So, there is quite a difference between the two independent coax I
mentioned in my first message (we connect the shield to the inner
conductor at each of its ends) (A) and the 'Shielded Parallel Lines'
case (B).

*I am trying to understand why and it is the reason I posted my first
message...

In (A), the Z=276*log(2S/D) *applies, so the Zo of each coax does not
matter.. but in (B), Z=Zo1+Zo2, so the value of each Zo matters.

Am I right? And how to compute matched line loss in case (A) and in
case (B) ?

I suppose what follows has already been covered, but perhaps different
words to say it will help...

In the case of the two pieces of coax, used as coax, the fields are
entirely inside the coaxial lines. The center conductors carry
current, and as they have relatively little surface area compared with
the outer conductors, they contribute most of the loss (assuming good
dielectric with negligible loss). Balance depends on the load and how
the lines are fed; there is nothing inherently balanced about the line
itself. In fact, you could make such a line out of two pieces of coax
with different constructions: same outer conductor diameter, but
solid polyethylene dielectric for one and foamed polyethylene for the
other. The result would be different attenuations in the two, and
different propagation velocities, so that for the same physical length
for each, fed 180 degrees out of phase, the signals at the other end
would not be "balanced." Fed as a two-wire line, it would be balanced
(assuming it's kept away from un-balancing structures). The effective
impedance for two identical lines (back to the same dielectric, etc.)
fed that way is just the twice the impedance of a single line.

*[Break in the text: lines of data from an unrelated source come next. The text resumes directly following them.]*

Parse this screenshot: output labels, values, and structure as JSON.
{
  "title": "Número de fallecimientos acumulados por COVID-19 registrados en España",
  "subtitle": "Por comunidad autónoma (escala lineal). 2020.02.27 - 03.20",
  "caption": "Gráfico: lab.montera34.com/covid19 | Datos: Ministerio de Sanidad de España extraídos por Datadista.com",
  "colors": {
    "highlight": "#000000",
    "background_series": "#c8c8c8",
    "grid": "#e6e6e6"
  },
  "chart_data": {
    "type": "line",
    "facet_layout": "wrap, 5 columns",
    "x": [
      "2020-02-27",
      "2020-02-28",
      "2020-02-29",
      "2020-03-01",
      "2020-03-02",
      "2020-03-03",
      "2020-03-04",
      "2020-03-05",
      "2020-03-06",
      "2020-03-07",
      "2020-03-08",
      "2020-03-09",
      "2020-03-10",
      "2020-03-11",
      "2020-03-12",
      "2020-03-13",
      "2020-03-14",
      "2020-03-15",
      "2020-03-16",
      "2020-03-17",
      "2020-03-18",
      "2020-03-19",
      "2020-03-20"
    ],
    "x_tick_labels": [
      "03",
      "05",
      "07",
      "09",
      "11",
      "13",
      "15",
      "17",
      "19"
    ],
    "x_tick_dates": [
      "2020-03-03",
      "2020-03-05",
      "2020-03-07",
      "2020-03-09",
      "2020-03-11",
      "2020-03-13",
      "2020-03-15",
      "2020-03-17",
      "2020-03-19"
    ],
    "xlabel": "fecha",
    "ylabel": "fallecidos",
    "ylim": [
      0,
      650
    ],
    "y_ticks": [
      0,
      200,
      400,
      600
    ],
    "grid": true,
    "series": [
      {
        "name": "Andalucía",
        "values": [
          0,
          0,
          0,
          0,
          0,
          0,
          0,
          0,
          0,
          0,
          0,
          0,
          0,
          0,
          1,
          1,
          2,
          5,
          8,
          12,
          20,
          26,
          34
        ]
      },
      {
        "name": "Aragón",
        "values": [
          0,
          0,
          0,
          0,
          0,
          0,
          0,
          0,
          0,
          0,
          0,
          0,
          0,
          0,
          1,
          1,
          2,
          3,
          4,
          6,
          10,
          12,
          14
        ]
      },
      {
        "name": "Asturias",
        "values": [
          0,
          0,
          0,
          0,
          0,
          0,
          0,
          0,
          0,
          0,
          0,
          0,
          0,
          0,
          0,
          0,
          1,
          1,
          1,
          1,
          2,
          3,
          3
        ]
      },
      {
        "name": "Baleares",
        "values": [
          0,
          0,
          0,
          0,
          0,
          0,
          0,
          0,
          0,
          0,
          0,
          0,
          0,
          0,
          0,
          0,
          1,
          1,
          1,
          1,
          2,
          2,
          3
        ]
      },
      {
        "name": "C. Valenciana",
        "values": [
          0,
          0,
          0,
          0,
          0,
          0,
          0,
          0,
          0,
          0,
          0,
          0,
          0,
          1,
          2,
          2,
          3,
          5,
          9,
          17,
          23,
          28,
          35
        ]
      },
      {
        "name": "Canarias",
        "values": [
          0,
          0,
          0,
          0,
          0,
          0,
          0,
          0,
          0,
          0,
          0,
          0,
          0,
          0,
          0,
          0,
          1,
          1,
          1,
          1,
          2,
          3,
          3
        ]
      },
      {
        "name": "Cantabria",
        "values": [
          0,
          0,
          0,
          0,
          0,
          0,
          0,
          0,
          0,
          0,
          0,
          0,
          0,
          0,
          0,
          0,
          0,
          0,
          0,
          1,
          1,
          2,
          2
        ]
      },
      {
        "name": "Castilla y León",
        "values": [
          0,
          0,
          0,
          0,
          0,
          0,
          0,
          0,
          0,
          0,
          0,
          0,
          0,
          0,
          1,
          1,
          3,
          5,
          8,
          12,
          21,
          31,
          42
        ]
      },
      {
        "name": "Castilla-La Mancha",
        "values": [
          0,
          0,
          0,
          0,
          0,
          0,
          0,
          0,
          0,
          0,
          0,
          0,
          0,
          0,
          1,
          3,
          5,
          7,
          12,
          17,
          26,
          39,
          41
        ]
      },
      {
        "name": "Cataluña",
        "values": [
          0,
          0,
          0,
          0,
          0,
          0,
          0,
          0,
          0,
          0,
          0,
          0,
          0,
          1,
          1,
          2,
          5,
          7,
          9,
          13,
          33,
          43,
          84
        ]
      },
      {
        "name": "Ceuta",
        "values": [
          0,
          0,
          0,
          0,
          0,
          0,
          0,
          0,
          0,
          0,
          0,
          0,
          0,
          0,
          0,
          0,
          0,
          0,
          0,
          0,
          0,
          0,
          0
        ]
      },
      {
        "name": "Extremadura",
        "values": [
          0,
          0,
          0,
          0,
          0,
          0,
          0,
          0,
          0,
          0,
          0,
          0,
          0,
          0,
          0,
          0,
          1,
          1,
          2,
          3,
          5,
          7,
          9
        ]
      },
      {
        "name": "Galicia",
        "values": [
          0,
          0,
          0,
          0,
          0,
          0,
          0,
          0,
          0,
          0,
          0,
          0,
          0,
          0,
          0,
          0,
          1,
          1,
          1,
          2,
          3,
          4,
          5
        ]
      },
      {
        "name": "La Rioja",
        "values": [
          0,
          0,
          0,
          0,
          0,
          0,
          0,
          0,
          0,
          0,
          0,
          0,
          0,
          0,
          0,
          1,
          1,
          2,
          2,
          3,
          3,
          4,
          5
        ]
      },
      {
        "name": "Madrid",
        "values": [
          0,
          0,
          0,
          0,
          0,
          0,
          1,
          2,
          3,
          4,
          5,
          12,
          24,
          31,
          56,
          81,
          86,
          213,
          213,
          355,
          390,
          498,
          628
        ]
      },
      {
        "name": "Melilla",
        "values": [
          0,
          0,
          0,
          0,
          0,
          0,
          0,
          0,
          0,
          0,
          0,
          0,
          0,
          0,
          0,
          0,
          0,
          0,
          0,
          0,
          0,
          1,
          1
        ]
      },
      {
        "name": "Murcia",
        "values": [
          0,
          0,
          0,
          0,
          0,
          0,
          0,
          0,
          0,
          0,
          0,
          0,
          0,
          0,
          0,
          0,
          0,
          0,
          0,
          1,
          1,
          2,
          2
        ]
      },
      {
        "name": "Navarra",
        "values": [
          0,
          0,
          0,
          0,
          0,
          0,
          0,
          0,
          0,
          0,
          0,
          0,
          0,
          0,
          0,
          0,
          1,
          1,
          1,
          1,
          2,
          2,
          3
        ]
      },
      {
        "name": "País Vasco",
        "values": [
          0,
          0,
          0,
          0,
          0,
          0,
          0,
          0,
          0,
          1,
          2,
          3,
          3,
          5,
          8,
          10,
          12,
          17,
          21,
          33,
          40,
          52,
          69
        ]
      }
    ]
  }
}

In the case of the two pieces arranged with constant spacing, fed as a
balanced line, all the fields are external to the lines. There is
essentially no field inside the outer conductor of each line. The
center conductors carry no current, so there is no particular need to
connect them electrically to the outer conductors. The loss is
determined by the RF resistance to the current carried on the outside
of the outer conductor, and by loss in the dielectric between the
wires (or more properly, dielectric in the area around the wires where
the electric field is significant). Since the fields are external to
the coax (not used as coax), the impedance depends only on the
physical configuration outside the coax -- not on the coax inner
conductor diameter, and not on the dielectric inside the coax. Those
are invisible to the fields carrying energy on the two-wire balanced
line.

Note that it's possible to transmit three independent TEM signals on a
couple pieces of coax configured as a two-wire line: one on each coax
and one on the balanced line.

There's a useful formula for estimating the loss of coax or balanced
lines. It includes a term for loss in the resistance of the
conductors, and another term for loss in the dielectric. For coax
using good dielectric, up to a few hundred MHz at least, the second
term can almost always be ignored. In English units (conversion to
metric left as an exercise...), it's:

A100 = 4.34*Rt/Zo + 2.78*f*Fp*sqrt(epsilon)

where
A100 = matched line loss in dB/100 feet
Rt = total conductor RF resistance (see below), ohms
Zo = characteristic impedance of the line
f = operating frequency in MHz
Fp = power factor of dielectric at frequency f
epsilon = permittivity of the dielectric, relative to air
(Note: Fp is essentially the same as the dielectric power factor
for any dielectric you'd care to use in an RF transmission line.)

A good estimate of Rt for copper conductors thicker than a couple of
skin-depths is:

Rt = 0.1*(1/d + 1/D)*sqrt(f)

where
d = diameter of inner coax conductor, or the wire diameter for two-
wire balanced line
D = diameter of the outer coax conductor, or = d for two-wire
balanced line

This formula is from the "Transmission Lines" chapter of Sams'
"Reference Data for Engineers." You can replace 1/d and 1/D in the Rt
formula with Rrf/d and Rrf/D for non-copper conductors, where Rrf is
the RF resistance of the conductor relative to copper. Normally, that
would be sqrt(Rdc(material)/Rdc(copper)), for non-magnetic
conductors. So for aluminum, use 1.23 in the numerator for that
conductor instead of 1.00. It is _probably_ reasonable to use 1.07
instead of 1.00 for stranded copper, and maybe 1.10 for braid, but
"your mileage may vary."

Cheers,
Tom